FIFA Suspends Nigeria Football Federation for Governmental Interference

Andrew JordanSenior Writer IOctober 4, 2010

DURBAN, SOUTH AFRICA - JUNE 22:  Dickson Etuhu, Rabiu Afolabi, Yakubu Ayegbeni and Danny Shittu of Nigeria are dejected after a draw and elimination in the 2010 FIFA World Cup South Africa Group B match between Nigeria and South Korea at Durban Stadium on June 22, 2010 in Durban, South Africa.  (Photo by Jamie McDonald/Getty Images)
Jamie McDonald/Getty Images

After a disappointing 2010 World Cup in which they picked up only one point from a group that they were expected to advance from, President Goodluck Jonathan decided to ban the national side from all international competition for two years.

The reason behind the national team getting banned was due to the widespread corruption that existed in the Nigerian Football Federation, which coupled with the terrible showing caused the national team to get banned.

Supposedly the Nigerian Football federation spent their six million dollars of World Cup funds with disregard.

This includes spending $250,000 to charter a faulty aircraft to fly the national team from London to South Africa and paying $800,000 in allowances to 220 delegates to the World Cup when only 49 were approved.

They also allegedly incurred a $125,000 fine over a failed hotel deal in South Africa.

The officials all deny the charges.

Of course, going into the World Cup, Nigeria were widely expected to advance from their group, and were a popular dark horse candidate to go deep in the tournament on African soil.

However, Jonathan decided to reinstate the national team, which had allowed the national team to be reestablished.

And since then, Nigeria has been able to play in a qualifier for the upcoming 2012 African Cup of Nations, which they won 2-0 against Madagascar.
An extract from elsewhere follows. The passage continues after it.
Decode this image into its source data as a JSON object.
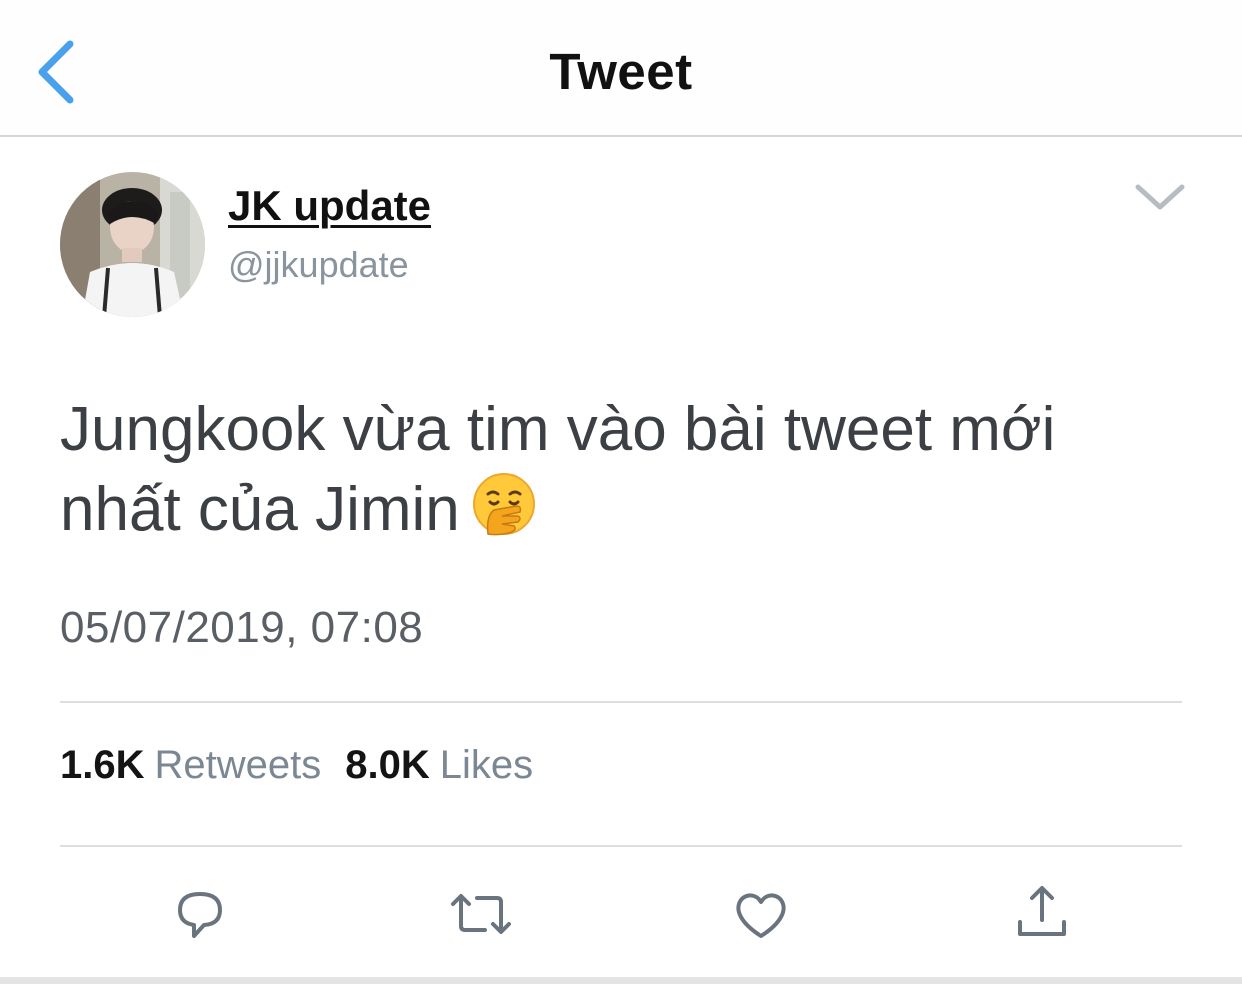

But due to governmental interference (which is banned by FIFA), the Nigerian national team has now been banned by FIFA from all international competition.

Some of the events that Nigeria have dealt with are as followed:

  • Court actions against members of the NFF executive committee preventing them from exercising their functions and duties.
  • The decision of the Minister of Sports to have the Nigerian League start without relegation from the previous season.
  • The stepping down of the acting NFF general secretary on the instructions of the National Sports Commission.
  • The fact that the NFF executive committee cannot work properly due to this interference.

Along with this, the NFF will not be able to be represented in any regional, continental or international competitions, including at club level, and also not in friendly matches.

As of right now, no one knows what will happen to Nigeria with these sanctions.

Right now, these sanctions are in effect and Nigeria were supposed to play in a African Cup of Nations qualifier on Oct. 10 against Guinea, which no one knows if it will be played now with the national team banned.